Le président Dr Irfaan Ali s’est fermement opposé aux suggestions selon lesquelles les dépenses publiques seraient le principal moteur de la croissance économique rapide du pays, qualifiant cet argument de « comique ».
Selon le président, la croissance reflète des décisions politiques délibérées, une augmentation des investissements privés et des efforts de diversification.
« L’affirmation selon laquelle la croissance est tirée par les dépenses publiques plutôt que par une économie forte non pétrolière reflète une incompréhension fondamentale des principes macroéconomiques de base », a-t-il affirmé lors d’une émission en direct mercredi matin.

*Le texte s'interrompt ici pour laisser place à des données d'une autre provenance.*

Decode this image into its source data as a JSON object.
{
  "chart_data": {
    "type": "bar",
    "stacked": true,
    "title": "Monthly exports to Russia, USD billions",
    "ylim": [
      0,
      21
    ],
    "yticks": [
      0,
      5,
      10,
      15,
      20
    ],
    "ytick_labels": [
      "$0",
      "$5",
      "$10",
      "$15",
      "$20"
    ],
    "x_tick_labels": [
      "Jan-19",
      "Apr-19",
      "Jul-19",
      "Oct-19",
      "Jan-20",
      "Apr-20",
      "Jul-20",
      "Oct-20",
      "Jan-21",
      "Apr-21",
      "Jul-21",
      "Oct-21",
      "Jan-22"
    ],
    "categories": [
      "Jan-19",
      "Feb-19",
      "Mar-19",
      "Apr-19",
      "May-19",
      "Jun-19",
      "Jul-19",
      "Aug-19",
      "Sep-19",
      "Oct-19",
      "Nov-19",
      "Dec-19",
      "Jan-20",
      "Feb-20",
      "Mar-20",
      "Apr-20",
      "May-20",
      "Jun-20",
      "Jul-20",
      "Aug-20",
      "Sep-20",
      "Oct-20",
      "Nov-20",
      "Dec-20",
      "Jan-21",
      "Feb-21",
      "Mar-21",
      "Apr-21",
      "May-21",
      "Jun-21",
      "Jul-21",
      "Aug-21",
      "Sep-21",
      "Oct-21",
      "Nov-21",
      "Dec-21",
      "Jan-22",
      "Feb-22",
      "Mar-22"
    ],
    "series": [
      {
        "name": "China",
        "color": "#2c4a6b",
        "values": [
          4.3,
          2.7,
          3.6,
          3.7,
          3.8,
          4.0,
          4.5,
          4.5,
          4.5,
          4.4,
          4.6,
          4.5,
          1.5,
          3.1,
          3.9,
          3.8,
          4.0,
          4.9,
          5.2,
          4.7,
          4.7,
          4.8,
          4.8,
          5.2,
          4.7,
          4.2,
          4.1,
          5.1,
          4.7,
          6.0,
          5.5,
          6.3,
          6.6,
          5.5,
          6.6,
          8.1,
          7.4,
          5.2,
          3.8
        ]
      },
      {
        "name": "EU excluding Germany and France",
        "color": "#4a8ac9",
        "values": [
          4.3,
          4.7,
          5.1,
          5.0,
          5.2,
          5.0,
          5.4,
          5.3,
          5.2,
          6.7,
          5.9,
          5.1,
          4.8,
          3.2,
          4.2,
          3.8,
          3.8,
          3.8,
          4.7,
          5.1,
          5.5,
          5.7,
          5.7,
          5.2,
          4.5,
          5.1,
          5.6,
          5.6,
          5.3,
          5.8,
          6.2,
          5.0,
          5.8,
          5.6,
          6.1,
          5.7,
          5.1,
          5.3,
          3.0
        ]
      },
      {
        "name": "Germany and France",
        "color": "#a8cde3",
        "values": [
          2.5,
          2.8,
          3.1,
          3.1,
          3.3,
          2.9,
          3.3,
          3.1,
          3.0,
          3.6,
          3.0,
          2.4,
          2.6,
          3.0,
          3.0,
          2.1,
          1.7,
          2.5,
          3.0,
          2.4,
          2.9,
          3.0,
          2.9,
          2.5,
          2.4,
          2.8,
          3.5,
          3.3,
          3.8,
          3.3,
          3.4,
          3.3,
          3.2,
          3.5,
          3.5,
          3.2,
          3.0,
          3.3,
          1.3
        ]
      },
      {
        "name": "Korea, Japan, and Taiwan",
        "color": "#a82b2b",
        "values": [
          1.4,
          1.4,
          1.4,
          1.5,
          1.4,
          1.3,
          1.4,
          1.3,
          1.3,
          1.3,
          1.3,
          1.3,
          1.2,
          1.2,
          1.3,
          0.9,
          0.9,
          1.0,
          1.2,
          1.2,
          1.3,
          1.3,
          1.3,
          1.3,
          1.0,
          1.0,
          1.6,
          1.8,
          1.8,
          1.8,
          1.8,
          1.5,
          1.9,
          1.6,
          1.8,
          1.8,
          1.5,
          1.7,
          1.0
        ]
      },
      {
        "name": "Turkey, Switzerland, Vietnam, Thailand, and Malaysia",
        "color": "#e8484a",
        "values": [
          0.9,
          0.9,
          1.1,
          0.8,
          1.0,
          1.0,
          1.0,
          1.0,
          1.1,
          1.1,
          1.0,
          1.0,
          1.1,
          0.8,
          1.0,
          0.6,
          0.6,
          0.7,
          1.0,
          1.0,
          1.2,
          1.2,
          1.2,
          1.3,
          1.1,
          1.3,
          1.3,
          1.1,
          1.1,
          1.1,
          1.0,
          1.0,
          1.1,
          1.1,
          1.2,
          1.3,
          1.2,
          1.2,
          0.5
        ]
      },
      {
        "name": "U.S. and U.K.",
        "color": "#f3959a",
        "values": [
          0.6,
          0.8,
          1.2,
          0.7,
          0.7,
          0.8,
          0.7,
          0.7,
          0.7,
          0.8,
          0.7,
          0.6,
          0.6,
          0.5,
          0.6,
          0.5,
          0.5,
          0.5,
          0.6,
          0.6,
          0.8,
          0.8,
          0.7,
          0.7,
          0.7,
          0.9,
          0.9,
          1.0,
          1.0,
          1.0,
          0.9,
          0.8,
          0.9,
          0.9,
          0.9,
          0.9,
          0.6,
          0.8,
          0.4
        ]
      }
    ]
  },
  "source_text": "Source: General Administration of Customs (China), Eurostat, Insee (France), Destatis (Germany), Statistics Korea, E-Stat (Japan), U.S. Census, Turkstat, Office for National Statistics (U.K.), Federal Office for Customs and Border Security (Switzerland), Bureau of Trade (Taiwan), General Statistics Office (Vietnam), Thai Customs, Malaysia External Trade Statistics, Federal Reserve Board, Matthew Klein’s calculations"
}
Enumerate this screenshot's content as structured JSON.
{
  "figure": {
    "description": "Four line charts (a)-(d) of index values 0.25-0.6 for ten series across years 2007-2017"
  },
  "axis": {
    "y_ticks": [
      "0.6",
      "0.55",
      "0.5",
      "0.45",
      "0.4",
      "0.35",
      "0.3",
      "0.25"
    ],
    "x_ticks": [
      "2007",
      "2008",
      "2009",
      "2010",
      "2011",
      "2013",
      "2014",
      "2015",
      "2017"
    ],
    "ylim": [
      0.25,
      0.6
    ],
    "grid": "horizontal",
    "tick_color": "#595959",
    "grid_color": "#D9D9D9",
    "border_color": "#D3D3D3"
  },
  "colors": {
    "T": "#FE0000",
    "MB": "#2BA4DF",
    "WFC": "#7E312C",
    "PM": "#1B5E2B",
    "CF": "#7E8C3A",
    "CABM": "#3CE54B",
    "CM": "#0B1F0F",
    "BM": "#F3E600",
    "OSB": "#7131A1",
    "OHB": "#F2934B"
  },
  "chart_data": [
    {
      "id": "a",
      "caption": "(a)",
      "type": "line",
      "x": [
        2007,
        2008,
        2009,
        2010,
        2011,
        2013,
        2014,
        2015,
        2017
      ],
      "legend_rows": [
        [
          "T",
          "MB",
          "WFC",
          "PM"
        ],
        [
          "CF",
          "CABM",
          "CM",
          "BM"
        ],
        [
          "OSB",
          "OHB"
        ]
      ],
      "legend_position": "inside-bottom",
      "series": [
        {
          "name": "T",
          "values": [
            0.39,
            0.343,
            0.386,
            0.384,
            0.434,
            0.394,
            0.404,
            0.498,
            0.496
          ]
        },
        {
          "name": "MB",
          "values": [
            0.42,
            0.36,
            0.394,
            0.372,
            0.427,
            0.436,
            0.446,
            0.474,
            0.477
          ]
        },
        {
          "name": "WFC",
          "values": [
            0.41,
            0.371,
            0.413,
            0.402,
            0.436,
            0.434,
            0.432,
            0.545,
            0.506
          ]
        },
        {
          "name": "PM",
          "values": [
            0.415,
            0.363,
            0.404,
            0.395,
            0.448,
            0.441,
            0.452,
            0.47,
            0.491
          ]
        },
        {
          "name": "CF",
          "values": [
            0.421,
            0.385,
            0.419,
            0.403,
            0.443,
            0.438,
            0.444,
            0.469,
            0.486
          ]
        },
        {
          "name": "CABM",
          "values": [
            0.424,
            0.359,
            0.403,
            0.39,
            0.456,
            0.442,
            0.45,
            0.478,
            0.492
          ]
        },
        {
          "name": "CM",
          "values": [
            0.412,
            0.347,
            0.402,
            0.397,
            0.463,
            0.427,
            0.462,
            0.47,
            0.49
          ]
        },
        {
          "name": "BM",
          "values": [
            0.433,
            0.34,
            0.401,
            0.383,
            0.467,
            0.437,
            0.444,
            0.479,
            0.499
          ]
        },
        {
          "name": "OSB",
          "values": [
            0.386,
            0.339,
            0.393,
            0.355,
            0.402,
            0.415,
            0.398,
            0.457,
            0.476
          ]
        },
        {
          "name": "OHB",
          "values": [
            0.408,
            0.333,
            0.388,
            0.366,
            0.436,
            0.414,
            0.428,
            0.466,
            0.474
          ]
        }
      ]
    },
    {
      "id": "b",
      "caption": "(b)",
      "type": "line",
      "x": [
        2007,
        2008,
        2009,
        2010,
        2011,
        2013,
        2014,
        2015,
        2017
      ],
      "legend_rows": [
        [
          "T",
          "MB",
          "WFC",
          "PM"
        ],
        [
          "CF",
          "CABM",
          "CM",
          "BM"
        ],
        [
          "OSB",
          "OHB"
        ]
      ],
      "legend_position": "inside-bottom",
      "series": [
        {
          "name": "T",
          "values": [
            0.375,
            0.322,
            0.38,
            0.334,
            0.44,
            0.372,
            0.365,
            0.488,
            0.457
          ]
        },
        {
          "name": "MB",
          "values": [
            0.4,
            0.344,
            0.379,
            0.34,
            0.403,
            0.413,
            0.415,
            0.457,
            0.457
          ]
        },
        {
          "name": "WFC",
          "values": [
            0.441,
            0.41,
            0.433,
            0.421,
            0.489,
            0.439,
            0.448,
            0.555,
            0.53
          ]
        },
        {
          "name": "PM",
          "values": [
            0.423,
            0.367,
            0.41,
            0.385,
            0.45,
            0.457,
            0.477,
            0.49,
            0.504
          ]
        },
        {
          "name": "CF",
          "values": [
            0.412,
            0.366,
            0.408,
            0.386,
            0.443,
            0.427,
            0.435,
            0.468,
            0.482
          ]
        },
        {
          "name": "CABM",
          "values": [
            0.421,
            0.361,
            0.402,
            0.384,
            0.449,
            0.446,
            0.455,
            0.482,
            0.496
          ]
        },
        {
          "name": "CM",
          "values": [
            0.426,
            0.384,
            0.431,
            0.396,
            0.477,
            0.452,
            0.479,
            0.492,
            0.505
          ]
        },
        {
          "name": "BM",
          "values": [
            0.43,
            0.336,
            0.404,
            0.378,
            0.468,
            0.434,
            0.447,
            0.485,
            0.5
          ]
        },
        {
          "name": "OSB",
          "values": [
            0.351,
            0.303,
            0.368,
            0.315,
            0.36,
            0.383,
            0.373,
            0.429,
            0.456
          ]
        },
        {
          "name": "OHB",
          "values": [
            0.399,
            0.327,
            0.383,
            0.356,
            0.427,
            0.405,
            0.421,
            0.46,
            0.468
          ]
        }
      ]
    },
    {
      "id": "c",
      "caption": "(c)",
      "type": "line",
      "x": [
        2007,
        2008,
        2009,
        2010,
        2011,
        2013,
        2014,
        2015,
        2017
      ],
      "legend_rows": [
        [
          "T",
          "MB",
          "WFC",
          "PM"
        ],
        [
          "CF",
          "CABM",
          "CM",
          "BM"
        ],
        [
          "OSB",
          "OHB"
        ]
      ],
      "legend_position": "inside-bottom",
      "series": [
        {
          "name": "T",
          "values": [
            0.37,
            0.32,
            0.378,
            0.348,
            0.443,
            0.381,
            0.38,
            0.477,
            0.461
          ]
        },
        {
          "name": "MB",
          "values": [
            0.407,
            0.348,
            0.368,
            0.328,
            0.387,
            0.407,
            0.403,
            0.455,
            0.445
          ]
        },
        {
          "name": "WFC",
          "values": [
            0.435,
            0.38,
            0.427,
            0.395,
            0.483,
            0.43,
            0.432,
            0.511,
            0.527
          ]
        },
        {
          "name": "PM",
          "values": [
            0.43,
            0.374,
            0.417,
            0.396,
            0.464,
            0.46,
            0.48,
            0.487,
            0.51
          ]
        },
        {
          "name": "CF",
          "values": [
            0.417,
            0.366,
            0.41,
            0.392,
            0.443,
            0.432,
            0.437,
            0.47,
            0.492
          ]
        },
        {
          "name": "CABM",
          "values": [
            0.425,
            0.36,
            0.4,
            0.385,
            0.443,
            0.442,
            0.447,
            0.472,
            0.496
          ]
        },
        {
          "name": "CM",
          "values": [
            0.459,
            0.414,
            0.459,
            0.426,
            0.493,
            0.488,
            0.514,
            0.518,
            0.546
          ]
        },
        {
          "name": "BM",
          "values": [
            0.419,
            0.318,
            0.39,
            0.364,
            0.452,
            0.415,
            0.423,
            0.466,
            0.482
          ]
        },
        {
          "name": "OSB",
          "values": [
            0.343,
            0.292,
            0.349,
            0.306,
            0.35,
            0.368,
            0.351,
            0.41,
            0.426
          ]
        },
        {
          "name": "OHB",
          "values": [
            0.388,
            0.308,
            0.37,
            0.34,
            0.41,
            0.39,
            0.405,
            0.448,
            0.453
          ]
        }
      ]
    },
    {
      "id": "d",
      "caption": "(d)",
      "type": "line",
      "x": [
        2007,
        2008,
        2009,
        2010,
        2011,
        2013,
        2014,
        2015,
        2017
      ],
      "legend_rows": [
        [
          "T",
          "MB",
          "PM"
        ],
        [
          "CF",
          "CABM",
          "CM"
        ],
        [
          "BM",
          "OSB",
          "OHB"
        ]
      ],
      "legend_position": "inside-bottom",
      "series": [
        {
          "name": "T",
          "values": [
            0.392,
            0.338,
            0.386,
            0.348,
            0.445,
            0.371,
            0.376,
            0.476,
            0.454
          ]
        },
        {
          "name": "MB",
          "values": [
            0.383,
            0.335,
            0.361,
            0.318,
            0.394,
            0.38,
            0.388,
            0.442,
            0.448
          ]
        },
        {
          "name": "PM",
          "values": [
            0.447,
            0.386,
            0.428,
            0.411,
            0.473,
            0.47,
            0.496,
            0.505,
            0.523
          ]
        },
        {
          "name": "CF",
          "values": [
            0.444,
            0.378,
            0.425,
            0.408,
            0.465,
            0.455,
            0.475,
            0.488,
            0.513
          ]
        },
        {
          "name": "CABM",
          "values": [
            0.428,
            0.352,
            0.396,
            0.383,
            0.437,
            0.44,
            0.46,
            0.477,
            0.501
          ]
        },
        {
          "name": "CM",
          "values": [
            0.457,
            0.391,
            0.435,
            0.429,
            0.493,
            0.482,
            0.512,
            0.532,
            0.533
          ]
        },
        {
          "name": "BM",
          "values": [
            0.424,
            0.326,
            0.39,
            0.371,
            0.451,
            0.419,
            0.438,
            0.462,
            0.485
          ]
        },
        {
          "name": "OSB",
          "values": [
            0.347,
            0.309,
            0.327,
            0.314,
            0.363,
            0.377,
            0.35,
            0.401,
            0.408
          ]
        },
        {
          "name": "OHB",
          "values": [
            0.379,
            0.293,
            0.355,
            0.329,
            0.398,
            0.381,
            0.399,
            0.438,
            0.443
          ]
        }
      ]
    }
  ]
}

« Si le PIB non pétrolier augmente, c’est parce que les entreprises produisent plus, et non parce que le gouvernement dépense plus. C’est parce que la productivité augmente, les entreprises produisent plus. Par conséquent, la question n’est pas de savoir si le gouvernement dépense. Il s’agit plutôt de savoir si ces dépenses conduisent à une expansion de l’économie. Cette question est de savoir si ces dépenses conduisent à la productivité », a-t-il souligné.
Le président Ali a en outre expliqué que le PIB non pétrolier mesure la valeur ajoutée ou générée par les secteurs non pétroliers tels que la construction, l’industrie manufacturière, l’agriculture, les services, les transports et le commerce.
« Les dépenses publiques ne sont pas un secteur de production. Elles n’apparaissent pas dans le PIB à moins qu’un entrepreneur ne construise, qu’un fournisseur ne produise, qu’un travailleur soit employé ou qu’un service soit fourni », a-t-il affirmé.
En fait, il a expliqué que les dépenses en capital du gouvernement visent à soutenir les changements structurels de l’économie tandis que les dépenses récurrentes visent à atténuer les pressions à court terme.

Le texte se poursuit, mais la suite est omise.